With regard to the assessment of damages, the ECJ points out that the national courts must apply the national provisions of the individual Member States on the extent of financial compensation when assessing damages, provided that principles of EU law are observed. However, Art. 82 GDPR does not require the degree of fault to be taken into account when assessing the amount of damages.

Possible effects

The decision could have an impact on Section 26 (3) BDSG (Federal Data Protection Act). According to this, the processing of special categories of data within the meaning of Art. 9 GDPR is permitted if it is necessary for the exercise of rights or the fulfillment of legal obligations under labor law, social security law and social protection law and there is no reason to assume that the data subject's legitimate interest in the exclusion of processing prevails. According to the Federal Labor Court, there is much to suggest that the collegial relationship between colleagues is damaged if one colleague has access to the health data of another. "Risks include - depending on the type of illness - damage to reputation, damage to standing or reputation and/or that the person being assessed is exposed to embarrassing situations or feels this way," according to the Federal Labor Court. The interests of the person concerned worthy of protection could prevail in this or a comparable case.

Conclusion

Health data enjoys increased protection in Europe. The ECJ has made this clear once again with this decision.

In answering question 5, the ECJ has clarified with this decision that fault is not only a prerequisite in fine proceedings, as recently decided in the proceedings concerning Deutsche Wohnen (Update Data Protection No. 159 & Update Compliance 9/2023), but that this prerequisite also extends to claims for damages. Damages should only be compensated by Art. 82 GDPR. The standard does not have a more far-reaching punitive aspect.

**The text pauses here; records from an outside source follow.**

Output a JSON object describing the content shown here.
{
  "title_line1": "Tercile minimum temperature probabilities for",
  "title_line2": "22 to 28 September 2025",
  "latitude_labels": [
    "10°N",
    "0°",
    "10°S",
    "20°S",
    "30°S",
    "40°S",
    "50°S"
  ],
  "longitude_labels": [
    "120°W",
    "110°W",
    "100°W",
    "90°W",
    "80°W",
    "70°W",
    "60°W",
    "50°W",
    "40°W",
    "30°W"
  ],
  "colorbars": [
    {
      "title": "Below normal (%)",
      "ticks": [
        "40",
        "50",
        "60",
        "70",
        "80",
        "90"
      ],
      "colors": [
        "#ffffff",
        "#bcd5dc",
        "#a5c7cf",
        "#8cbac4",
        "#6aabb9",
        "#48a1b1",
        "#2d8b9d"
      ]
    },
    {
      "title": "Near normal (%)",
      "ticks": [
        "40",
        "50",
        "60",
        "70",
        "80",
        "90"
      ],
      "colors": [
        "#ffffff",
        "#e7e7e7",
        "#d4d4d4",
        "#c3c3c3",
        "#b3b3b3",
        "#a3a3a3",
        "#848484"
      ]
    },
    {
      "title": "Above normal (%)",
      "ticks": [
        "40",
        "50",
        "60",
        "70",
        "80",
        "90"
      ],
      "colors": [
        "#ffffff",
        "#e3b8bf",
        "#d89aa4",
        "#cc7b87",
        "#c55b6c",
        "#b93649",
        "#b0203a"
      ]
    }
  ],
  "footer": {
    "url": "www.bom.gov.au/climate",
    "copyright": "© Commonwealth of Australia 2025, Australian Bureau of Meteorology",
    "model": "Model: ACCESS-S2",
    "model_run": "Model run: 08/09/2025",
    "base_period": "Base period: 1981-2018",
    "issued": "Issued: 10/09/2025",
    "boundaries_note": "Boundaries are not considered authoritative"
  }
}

The supreme court's confirmation of the reversal of the burden of proof contained in Art. 82 GDPR is significant. Companies that process personal data are all the more challenged to document their data protection in order to be able to defend themselves effectively against legal action in an emergency.

It remains questionable how courts assess the immaterial damage of fear or worry, or how much money is necessary to compensate for such damage.